LE DRAME DE L'INFORMEL

L'informel limite l’accumulation du capital humain, nécessaire à tout développement.

Un atelier clandestin de confection textile inondé, mettant à mort au moins 24 personnes, a mis à nu, sur le passage de pluies abondantes, l’un des dysfonctionnements les plus manifestes de notre économie: le secteur dit informel. Cupidité, mentalité véreuse et exploitation de la misère mettent malheureusement à mal les efforts de nombre d’entreprises citoyennes qui consentent à se dévouer pour un semblant de développement socio-économique dans le Royaume. Force est de constater, que ce secteur non structuré persiste à freiner l’ardeur du bienfaire pour le bienêtre social.

Rappelons que le secteur textile représente la première source de travail dans le pays, car il est à l’origine de 190 000 emplois au Maroc. Un secteur qui, depuis longtemps est en crise. Et pas seulement à cause de la pandémie du coronavirus. Un secteur, dont une bonne partie de ses entreprises ne répond pas aux exigences de sécurité et d’hygiène au travail, rendant les conditions de travail, de celles et de ceux qui y ont trouvé refuge, des plus lamentables.

Ce nouveau drame remet, encore une fois, au-devant de la scène le danger que font peser les unités de production informelles sur la vie des travailleurs et de la population. Il rappelle entre autres la triste affaire Rosamor survenue en 2008. Soit autant de drames qui ont poussé certaines centrales syndicales marocaines de mettre en exergue la détérioration réelle et continue des conditions et relations de travail autant dans ce secteur dit inorganisé que dans celui dit organisé.

Jusqu’au patronat qui, pour sa part, n’a de cessé de crier haut et fort que des fleurons de l’industrie marocaine disparaissent du paysage, faute de rentabilité et de compétitivité ou à cause de la concurrence déloyale et consécutive de l’informel. Ajoutant le fait sous-jacent que de plus en plus d’entreprises glissent du secteur formel vers l’informel.

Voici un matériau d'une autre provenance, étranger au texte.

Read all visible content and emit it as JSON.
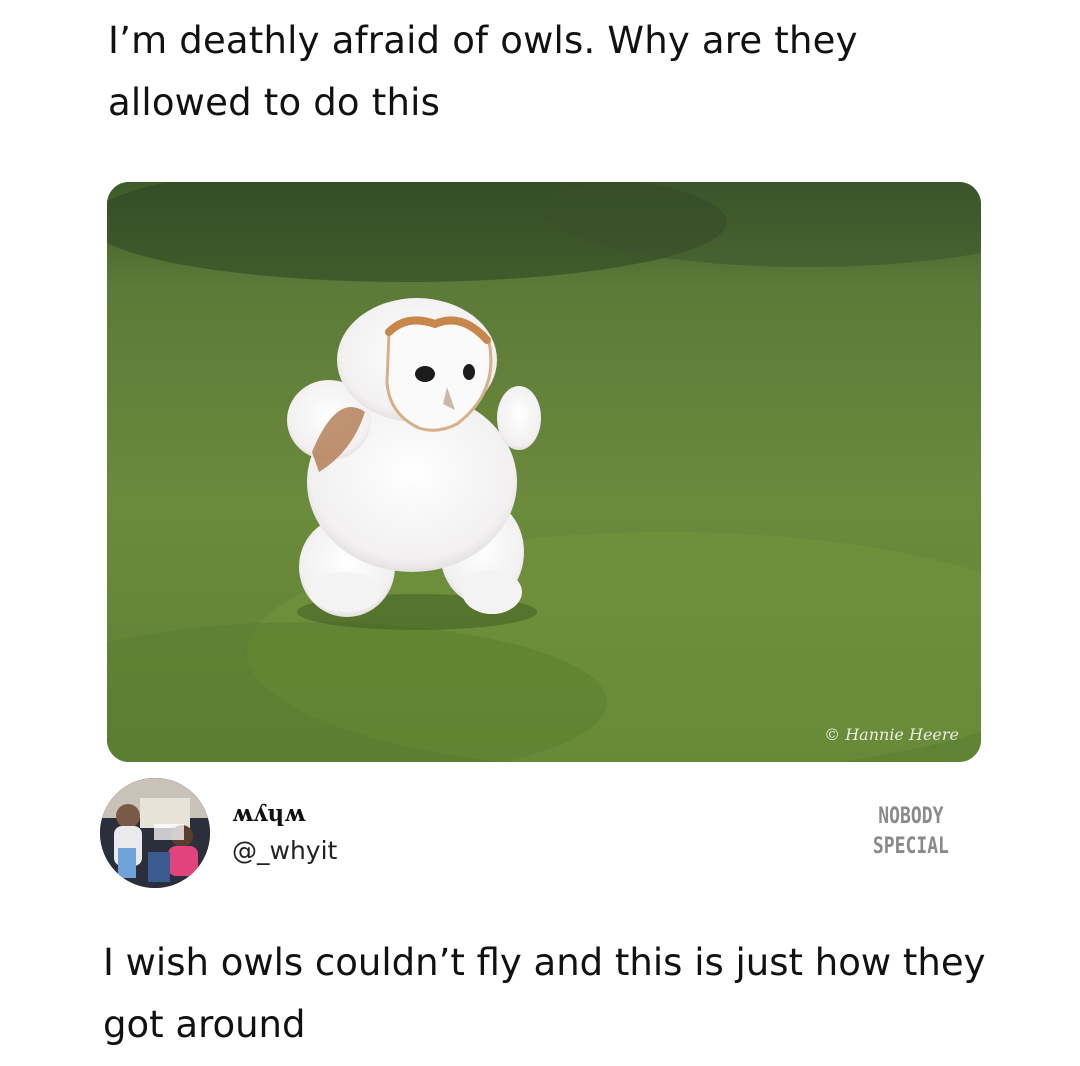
{
  "top_tweet": {
    "text": "I’m deathly afraid of owls. Why are they allowed to do this"
  },
  "photo": {
    "credit": "© Hannie Heere",
    "subject_icon": "owl-photo"
  },
  "author": {
    "display_name": "ʍʎɥʍ",
    "handle": "@_whyit",
    "avatar_icon": "avatar-photo"
  },
  "watermark": {
    "line1": "NOBODY",
    "line2": "SPECIAL"
  },
  "reply": {
    "text": "I wish owls couldn’t fly and this is just how they got around"
  },
  "colors": {
    "background": "#ffffff",
    "text": "#111111",
    "grass": "#5d7a34",
    "watermark": "#8a8a8a"
  }
}
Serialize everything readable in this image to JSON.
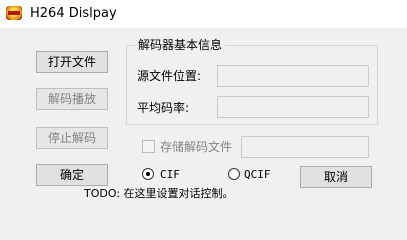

En effet, pour le patronat, l’économie informelle exerce un impact négatif sur le développement de l’économie formelle dans son ensemble. Les opérateurs économiques s’inquiétant de plus en plus de ses effets catastrophiques sur l’évolution de structure du tissu industriel et sur la taille critique difficilement atteignable limitant l’amélioration de la productivité.

Conséquence: la perte de rentabilité des acteurs de l’économie formelle limite autant leur effort d’investissement et d’innovation que leur capacité à s’adresser de nouveaux marchés. Soit autant de facteurs qui obèrent le potentiel de croissance économique et qui viennent s’ajouter aux impacts et autres effets néfastes des grandes poches d’activités informelles sur l’économie? À commencer par la fragilité de l’emploi, la précarité des travailleurs, l’absence de filets ou de protection sociale, l’évasion fiscale.

Puisqu’il n’est possible d’éradiquer ce fléau économique et social, nous dit-on, faut-il, alors, rester les mains croisées ou chercher d’autres pistes pour réduire le poids de l’informel dans l’économie en s’inspirant d’expériences réussies menées à l’international ?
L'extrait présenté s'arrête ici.